Prognóstico

Uma melhor compreensão da fisiopatologia da cetoacidose diabética (CAD), juntamente com monitoramento rigoroso e correção dos eletrólitos, resultou em significativa redução da taxa de mortalidade global por essa condição com risco de vida. Entre 2000 e 2014, as taxas de mortalidade intra-hospitalar em pessoas com cetoacidose diabética (CAD) diminuíram consistentemente nos EUA, de 1.1% para 0.4%.[15]​ As taxas de mortalidade relatadas em países de baixa e média renda são muito mais altas, potencialmente devido ao diagnóstico e tratamento tardios.[1]​ Dados da Índia mostraram uma taxa de mortalidade de 30% em pessoas com CAD, e estudos da África Subsaariana relataram mortalidade igualmente alta (26% a 41.3%).[11]

O óbito é raramente causado por complicações metabólicas da hiperglicemia ou cetoacidose, mas está relacionado a doenças subjacentes. A mortalidade aumenta substancialmente em pessoas com comorbidades e com o envelhecimento, chegando a 8% a 10% entre 65 e 75 anos em países desenvolvidos.[11]
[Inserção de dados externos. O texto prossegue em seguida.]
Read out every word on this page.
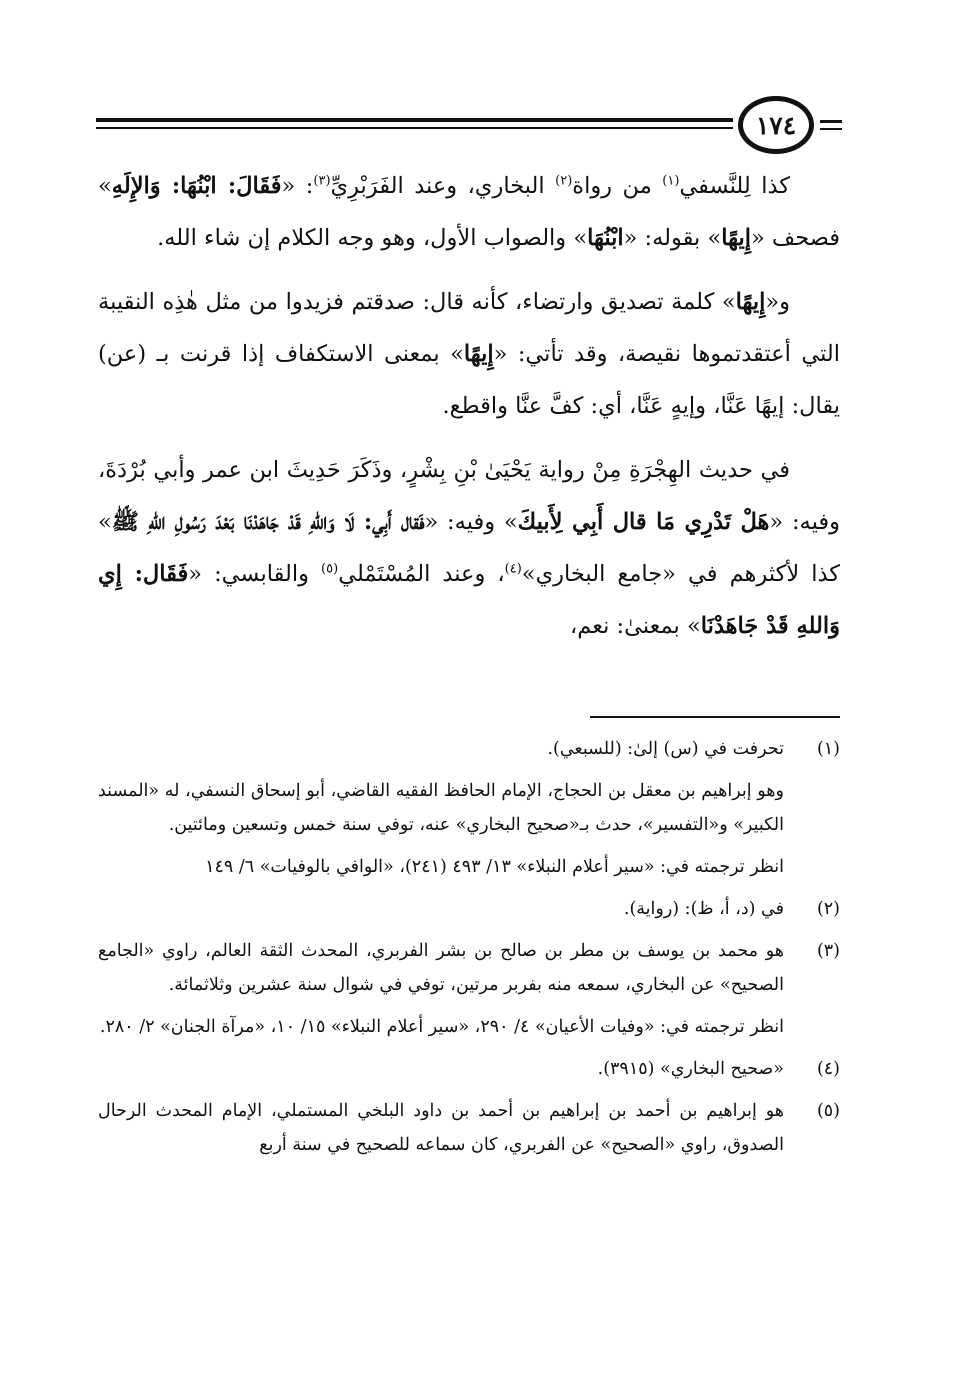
١٧٤

كذا لِلنَّسفي$^{(١)}$ من رواة$^{(٢)}$ البخاري، وعند الفَرَبْرِيِّ$^{(٣)}$: «فَقَالَ: ابْنُهَا: وَالإِلَهِ» فصحف «إِيهًا» بقوله: «ابْنُهَا» والصواب الأول، وهو وجه الكلام إن شاء الله.

و«إِيهًا» كلمة تصديق وارتضاء، كأنه قال: صدقتم فزيدوا من مثل هٰذِه النقيبة التي أعتقدتموها نقيصة، وقد تأتي: «إِيهًا» بمعنى الاستكفاف إذا قرنت بـ (عن) يقال: إيهًا عَنَّا، وإيهٍ عَنَّا، أي: كفَّ عنَّا واقطع.

في حديث الهِجْرَةِ مِنْ رواية يَحْيَىٰ بْنِ بِشْرٍ، وذَكَرَ حَدِيثَ ابن عمر وأبي بُرْدَةَ، وفيه: «هَلْ تَدْرِي مَا قال أَبِي لِأَبيكَ» وفيه: «فَقال أَبِي: لَا وَاللهِ قَدْ جَاهَدْنَا بَعْدَ رَسُولِ اللهِ ﷺ» كذا لأكثرهم في «جامع البخاري»$^{(٤)}$، وعند المُسْتَمْلي$^{(٥)}$ والقابسي: «فَقَال: إِي وَاللهِ قَدْ جَاهَدْنَا» بمعنىٰ: نعم،

(١)

تحرفت في (س) إلىٰ: (للسبعي).

وهو إبراهيم بن معقل بن الحجاج، الإمام الحافظ الفقيه القاضي، أبو إسحاق النسفي، له «المسند الكبير» و«التفسير»، حدث بـ«صحيح البخاري» عنه، توفي سنة خمس وتسعين ومائتين.

انظر ترجمته في: «سير أعلام النبلاء» ١٣/ ٤٩٣ (٢٤١)، «الوافي بالوفيات» ٦/ ١٤٩

(٢)

في (د، أ، ظ): (رواية).

(٣)

هو محمد بن يوسف بن مطر بن صالح بن بشر الفربري، المحدث الثقة العالم، راوي «الجامع الصحيح» عن البخاري، سمعه منه بفربر مرتين، توفي في شوال سنة عشرين وثلاثمائة.

انظر ترجمته في: «وفيات الأعيان» ٤/ ٢٩٠، «سير أعلام النبلاء» ١٥/ ١٠، «مرآة الجنان» ٢/ ٢٨٠.

(٤)

«صحيح البخاري» (٣٩١٥).

(٥)

هو إبراهيم بن أحمد بن إبراهيم بن أحمد بن داود البلخي المستملي، الإمام المحدث الرحال الصدوق، راوي «الصحيح» عن الفربري، كان سماعه للصحيح في سنة أربع
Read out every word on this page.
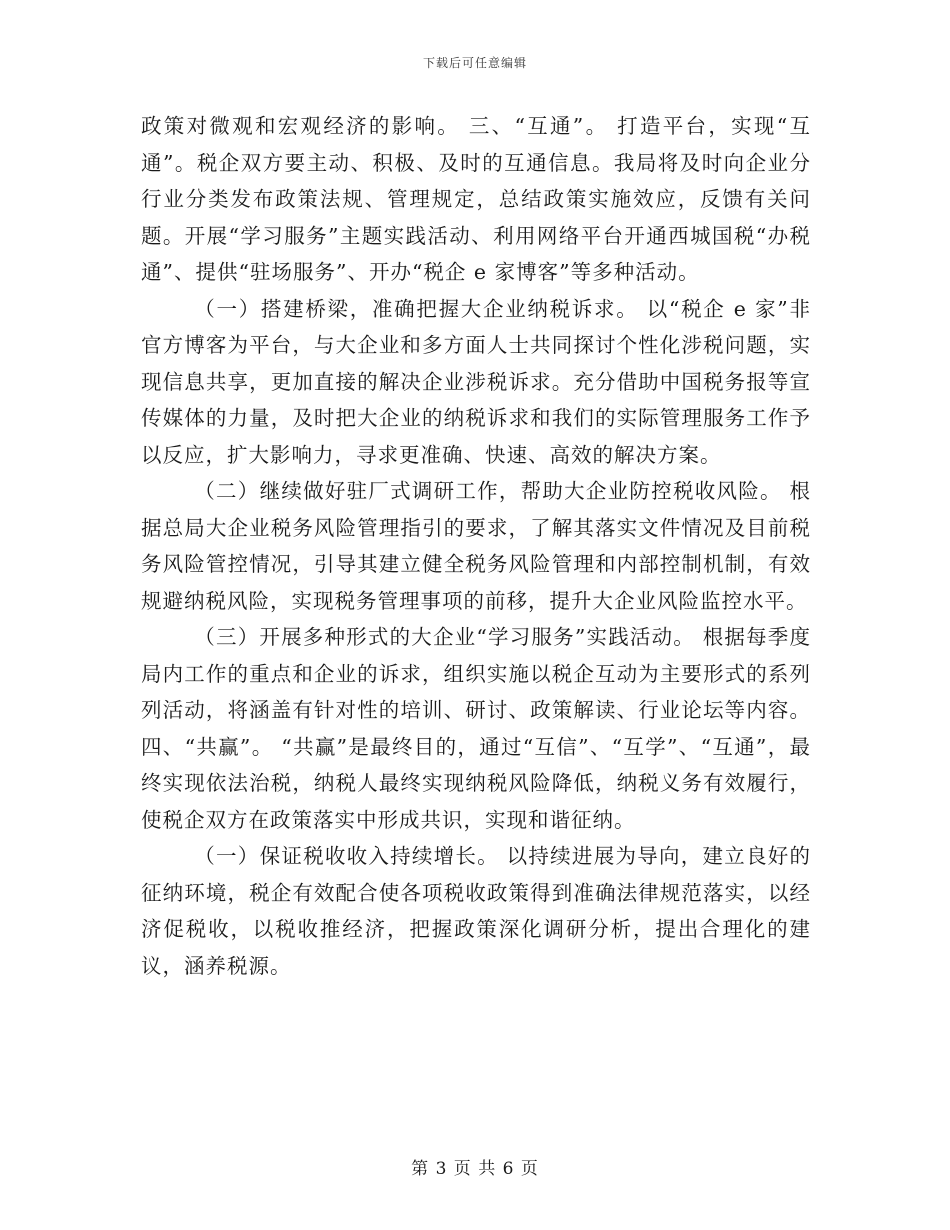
下载后可任意编辑

政策对微观和宏观经济的影响。 三、“互通”。 打造平台，实现“互通”。税企双方要主动、积极、及时的互通信息。我局将及时向企业分行业分类发布政策法规、管理规定，总结政策实施效应，反馈有关问题。开展“学习服务”主题实践活动、利用网络平台开通西城国税“办税通”、提供“驻场服务”、开办“税企 e 家博客”等多种活动。

（一）搭建桥梁，准确把握大企业纳税诉求。 以“税企 e 家”非官方博客为平台，与大企业和多方面人士共同探讨个性化涉税问题，实现信息共享，更加直接的解决企业涉税诉求。充分借助中国税务报等宣传媒体的力量，及时把大企业的纳税诉求和我们的实际管理服务工作予以反应，扩大影响力，寻求更准确、快速、高效的解决方案。

（二）继续做好驻厂式调研工作，帮助大企业防控税收风险。 根据总局大企业税务风险管理指引的要求，了解其落实文件情况及目前税务风险管控情况，引导其建立健全税务风险管理和内部控制机制，有效规避纳税风险，实现税务管理事项的前移，提升大企业风险监控水平。

（三）开展多种形式的大企业“学习服务”实践活动。 根据每季度局内工作的重点和企业的诉求，组织实施以税企互动为主要形式的系列列活动，将涵盖有针对性的培训、研讨、政策解读、行业论坛等内容。 四、“共赢”。 “共赢”是最终目的，通过“互信”、“互学”、“互通”，最终实现依法治税，纳税人最终实现纳税风险降低，纳税义务有效履行，使税企双方在政策落实中形成共识，实现和谐征纳。

（一）保证税收收入持续增长。 以持续进展为导向，建立良好的征纳环境，税企有效配合使各项税收政策得到准确法律规范落实，以经济促税收，以税收推经济，把握政策深化调研分析，提出合理化的建议，涵养税源。

第 3 页 共 6 页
As taxas de mortalidade permanecem elevadas mesmo após a recuperação. Um estudo de coorte realizado na Nova Zelândia revelou que pessoas que receberam alta após um episódio de CAD tiveram uma taxa de mortalidade corrigida pela idade em 1 ano que foi 13 vezes maior do que a população em geral.[164]​ Isso foi mais pronunciado entre indivíduos mais jovens (de 15 a 39 anos), nos quais a taxa de mortalidade foi 49 vezes maior do que na população em geral.[164] Em um estudo de coorte realizado nos EUA, a mortalidade por todas as causas até 30 dias após uma crise hiperglicêmica foi de 0.1% em pacientes com diabetes do tipo 1 e 2% em indivíduos com diabetes do tipo 2. A taxa de mortalidade em 1 ano foi de 0.9% em pacientes com diabetes tipo 1 e de 9.5% naqueles com diabetes tipo 2.[165]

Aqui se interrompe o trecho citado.